性的虐待を受けているからか、恋愛への背徳感とかがあるのでしょうか。そんなものを過去の世界で吹き飛ばしてくれて、お兄ちゃんに愛する気持ちをあんなにたくさん抱かせてくれたハルカ。恐らくは家庭環境に大きな問題を抱えている中、自分をまっすぐに好きだと言ってくれるお兄ちゃんに安堵を得たのか、そのわずかな時間を大切で素敵だと死の直前まで思い出として持っていたハルカ。
お父さんとみーちゃん。
おかしくなったお母さんから目を背けたかったのか。性欲に囚われて、本能剥き出しの汚い姿を見せるお父さん。すべてはちんちんが悪かったのか。そんなちんちんが無くなって、一人の女性と心を通わせた会話ができるようになる。同じく性的虐待を受けていたみーちゃん。ちんちんが無いことは、その恐怖を緩和させるのか。お父さんと純愛風の仲睦まじい姿を見せる。
そんな3組のカップルの外側に、お母さん、かみさま、DJ/ハンターはいるような感じです。

登場人物は、みんな何かしらを失います。失えば、当然、辛く、悲しいわけで。でも、失わずに生きていけるような都合のいいこともないわけで。
お母さんは身近に降り注がれる破壊や喪失の要因、かみさまは救われることのない無力な世、DJ/ハンターは客観視して手を差し伸べることは無い周囲の人たちの象徴のように映ります。
そんな中でも、みんな生きています。
辛い別れや、不条理な悲しい出来事を、受け止めて傷つき、それでも、その中から楽しいことや嬉しいことを少しでも見つけ。
その繰り返しが、いつか本当に大きな幸せへと繋がるのかもしれません。

地球に落とされる星。
それを恐怖の大魔王みたいに、地球を破壊する悪魔と捉えることは簡単でしょう。でも、この作品の登場人物たちのように、辛さや悲しみと対峙して、そこから本当のほのかな灯りでも見つけ出したものには、それを自分たちを輝かしてくれる贈り物みたいに受け止めることもできるような気がします。この感覚は一番好きだった前々作に近いかな。
ラストは、この劇団の前々前作の作品でも見たことがあるような、輝く未来を想像させる美しく綺麗なシーン。
数々の悲しみを超えて、この町に住むぼくをはじめ、みんなは、きっとその迫りくる星を満天の星空へと変えて、これからの輝ける自分の未来へとしたように感じる締めでした。

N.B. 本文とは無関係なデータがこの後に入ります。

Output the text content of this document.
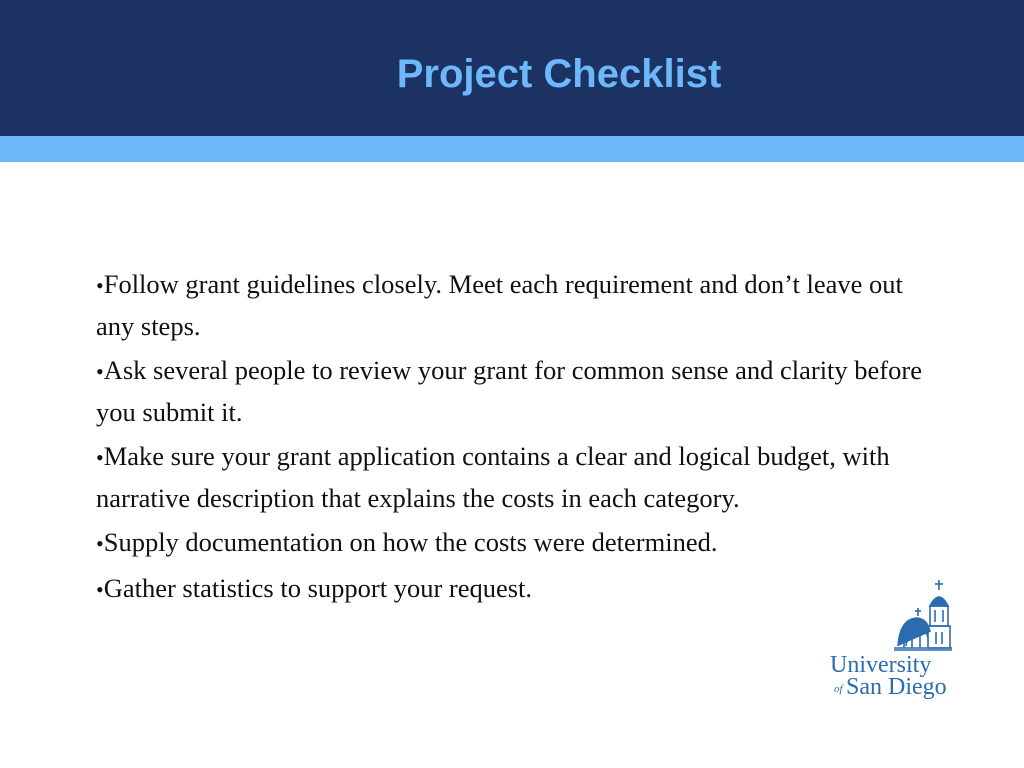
Project Checklist
•Follow grant guidelines closely. Meet each requirement and don’t leave out any steps.
•Ask several people to review your grant for common sense and clarity before you submit it.
•Make sure your grant application contains a clear and logical budget, with narrative description that explains the costs in each category.
•Supply documentation on how the costs were determined.
•Gather statistics to support your request.
University
of San Diego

どこか行きのバスに乗って、ぼくはこの町で降りた。バスの出発した町では、誰かと別れ、何かを置いていった。この町で、誰かに出会い、何かを手に入れる。でも、この町は、別に天国でもなく、大したものをぼくに与えてくれるわけでもなく、それどころか色々と災いをふっかけてきたりもする。もしかしたら地獄かもしれない。それでも、今は、この町で頑張る。日々、変わっていくこの町の中で、自分の居場所を見つけ、そこで輝くべく、そして幸せを見つけるべく、懸命に生きてみる。
前の町に戻りはしないし、きっと戻れはしない。違う町に行きはしないし、きっと行っても同じことになる。今、この町を受け止めて、そこで少しでも楽しく生きないと。
そんな感じのことが、作品名からイメージされます。